The small assistant glanced up at the crab, a smile almost forming on his face but fading right away.

“The… the bad man,” he started with hesitation, “once took Druma to crypt just like that. Bad man said he want loot. Druma fall in hole. Bad man say he should leave Druma in hole.” His eyes grew watery, and he avoided the crab’s gaze again. “Druma think he would never get out. Long time pass. Silver man only come back and get Druma out because Druma have bag with loot he want.”

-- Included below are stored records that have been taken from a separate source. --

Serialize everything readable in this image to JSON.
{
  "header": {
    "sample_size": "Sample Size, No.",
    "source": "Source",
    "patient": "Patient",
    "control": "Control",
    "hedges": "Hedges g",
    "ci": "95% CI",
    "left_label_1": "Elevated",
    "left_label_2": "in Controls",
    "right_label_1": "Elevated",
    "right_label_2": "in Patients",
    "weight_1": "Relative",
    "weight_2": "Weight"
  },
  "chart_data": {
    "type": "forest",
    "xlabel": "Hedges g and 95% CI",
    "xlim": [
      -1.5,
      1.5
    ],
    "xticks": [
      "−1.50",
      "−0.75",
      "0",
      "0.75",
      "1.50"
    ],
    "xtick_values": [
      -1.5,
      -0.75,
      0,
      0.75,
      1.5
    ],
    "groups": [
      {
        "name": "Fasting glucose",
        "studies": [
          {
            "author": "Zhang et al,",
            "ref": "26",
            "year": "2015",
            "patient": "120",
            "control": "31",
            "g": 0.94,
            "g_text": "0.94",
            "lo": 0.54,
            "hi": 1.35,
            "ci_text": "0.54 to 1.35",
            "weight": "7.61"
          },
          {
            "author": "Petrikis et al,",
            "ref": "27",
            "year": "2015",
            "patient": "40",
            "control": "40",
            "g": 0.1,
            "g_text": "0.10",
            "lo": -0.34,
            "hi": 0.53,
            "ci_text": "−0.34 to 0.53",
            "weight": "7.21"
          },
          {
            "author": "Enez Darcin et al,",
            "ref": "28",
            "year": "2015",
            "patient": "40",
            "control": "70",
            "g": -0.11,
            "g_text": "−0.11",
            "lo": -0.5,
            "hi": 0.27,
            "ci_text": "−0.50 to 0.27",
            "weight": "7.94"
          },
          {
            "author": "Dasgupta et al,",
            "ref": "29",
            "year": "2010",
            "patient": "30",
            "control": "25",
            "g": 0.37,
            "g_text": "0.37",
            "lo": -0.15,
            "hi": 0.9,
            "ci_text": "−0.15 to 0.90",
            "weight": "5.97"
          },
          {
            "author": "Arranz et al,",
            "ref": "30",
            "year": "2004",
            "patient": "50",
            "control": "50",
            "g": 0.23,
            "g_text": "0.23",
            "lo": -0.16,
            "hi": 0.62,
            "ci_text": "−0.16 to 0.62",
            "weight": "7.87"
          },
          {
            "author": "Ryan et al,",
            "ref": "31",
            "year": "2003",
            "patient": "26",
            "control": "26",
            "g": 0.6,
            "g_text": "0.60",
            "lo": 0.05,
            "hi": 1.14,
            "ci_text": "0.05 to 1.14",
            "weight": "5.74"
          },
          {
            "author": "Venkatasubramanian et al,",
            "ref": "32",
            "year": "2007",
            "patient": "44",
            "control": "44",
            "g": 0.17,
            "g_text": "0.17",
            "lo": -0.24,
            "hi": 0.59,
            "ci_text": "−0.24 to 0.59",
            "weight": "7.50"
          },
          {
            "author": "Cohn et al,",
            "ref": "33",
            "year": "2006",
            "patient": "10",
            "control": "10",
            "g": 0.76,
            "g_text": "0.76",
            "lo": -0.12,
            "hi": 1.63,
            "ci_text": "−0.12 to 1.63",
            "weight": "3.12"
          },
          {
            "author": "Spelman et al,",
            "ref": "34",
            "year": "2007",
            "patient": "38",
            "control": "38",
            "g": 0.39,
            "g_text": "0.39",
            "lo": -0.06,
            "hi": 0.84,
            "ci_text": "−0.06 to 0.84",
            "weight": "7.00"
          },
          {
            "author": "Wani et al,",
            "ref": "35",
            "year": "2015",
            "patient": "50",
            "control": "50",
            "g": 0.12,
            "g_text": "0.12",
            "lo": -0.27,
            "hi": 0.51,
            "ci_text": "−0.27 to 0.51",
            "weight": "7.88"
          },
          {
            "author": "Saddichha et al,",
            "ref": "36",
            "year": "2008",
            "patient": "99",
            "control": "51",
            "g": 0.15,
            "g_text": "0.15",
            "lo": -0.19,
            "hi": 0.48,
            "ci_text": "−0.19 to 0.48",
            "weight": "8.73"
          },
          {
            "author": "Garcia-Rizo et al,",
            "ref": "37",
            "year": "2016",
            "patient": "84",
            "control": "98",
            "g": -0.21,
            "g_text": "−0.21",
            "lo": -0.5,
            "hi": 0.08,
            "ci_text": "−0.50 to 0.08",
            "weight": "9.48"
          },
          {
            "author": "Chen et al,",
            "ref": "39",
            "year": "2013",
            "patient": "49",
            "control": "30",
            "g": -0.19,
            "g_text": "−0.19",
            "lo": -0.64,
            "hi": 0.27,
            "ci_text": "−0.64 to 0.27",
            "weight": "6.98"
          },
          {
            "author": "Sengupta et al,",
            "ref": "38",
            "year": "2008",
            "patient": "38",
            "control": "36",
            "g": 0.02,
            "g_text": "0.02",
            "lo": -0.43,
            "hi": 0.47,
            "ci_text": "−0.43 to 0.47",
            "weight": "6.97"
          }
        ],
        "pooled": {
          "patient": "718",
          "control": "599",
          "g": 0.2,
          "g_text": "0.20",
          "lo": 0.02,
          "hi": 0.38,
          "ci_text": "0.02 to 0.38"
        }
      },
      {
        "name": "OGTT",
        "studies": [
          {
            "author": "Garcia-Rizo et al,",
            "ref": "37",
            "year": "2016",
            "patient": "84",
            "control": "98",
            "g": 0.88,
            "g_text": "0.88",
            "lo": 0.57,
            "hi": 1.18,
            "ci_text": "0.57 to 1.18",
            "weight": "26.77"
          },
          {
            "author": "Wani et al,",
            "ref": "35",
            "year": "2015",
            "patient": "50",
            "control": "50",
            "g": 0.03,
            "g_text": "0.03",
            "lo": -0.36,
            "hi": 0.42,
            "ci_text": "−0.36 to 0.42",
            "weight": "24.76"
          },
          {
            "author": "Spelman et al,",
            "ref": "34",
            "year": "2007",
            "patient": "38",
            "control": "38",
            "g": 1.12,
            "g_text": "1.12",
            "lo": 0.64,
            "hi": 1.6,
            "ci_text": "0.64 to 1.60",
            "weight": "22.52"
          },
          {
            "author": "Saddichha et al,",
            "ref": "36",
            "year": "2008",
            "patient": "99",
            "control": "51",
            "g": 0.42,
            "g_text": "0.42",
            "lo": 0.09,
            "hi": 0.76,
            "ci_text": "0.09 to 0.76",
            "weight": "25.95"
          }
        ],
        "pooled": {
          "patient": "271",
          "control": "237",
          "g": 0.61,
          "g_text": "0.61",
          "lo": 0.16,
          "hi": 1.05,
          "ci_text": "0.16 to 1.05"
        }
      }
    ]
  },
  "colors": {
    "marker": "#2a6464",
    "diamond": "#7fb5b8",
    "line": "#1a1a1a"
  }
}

Balthazar stood without reaction for a second, before his eyestalks frowned.

“You don’t have to go anywhere you don’t want to, Druma,” he said calmly. “You stay out here, maybe keep an eye out on the road for Rye while I’m inside, and I’ll be back in no time, alright?”

The goblin wiped his eyes on his arms and quickly gave a few nods. “Yes, boss.”

The crab turned to the drake.

“And Blue, you will stay with Druma and keep watch with him, right?”

To his slight surprise, she simply gave a brief affirmative nod and followed the goblin.

“Huh. Good girl,” Balthazar whispered to himself, before turning back to the crypt’s entrance.

Stepping inside the cold and damp hall, the crab peered into the stairwell leading to the dark depths below.

“Hmm, I’ve read about these, but how do they work exactly?” he said, tentatively placing a leg on the topmost step.

Wary of the newly found concept of stairs, Balthazar slowly moved a second leg towards the next step.

“Alright, kind of awkward, but not terrible,” he said, slowly tilting his shell as he continued moving sideways down the stairs. “I could get—woooah!”

With too many legs mixed with too many steps, the crab tilted and tumbled forward, rolling down the stairs with an “ouch” and “oof” at every other step hit.

After what felt like way too many rolls and plunges, Balthazar finally landed face-first onto the cold stone floor at the bottom of the stairwell.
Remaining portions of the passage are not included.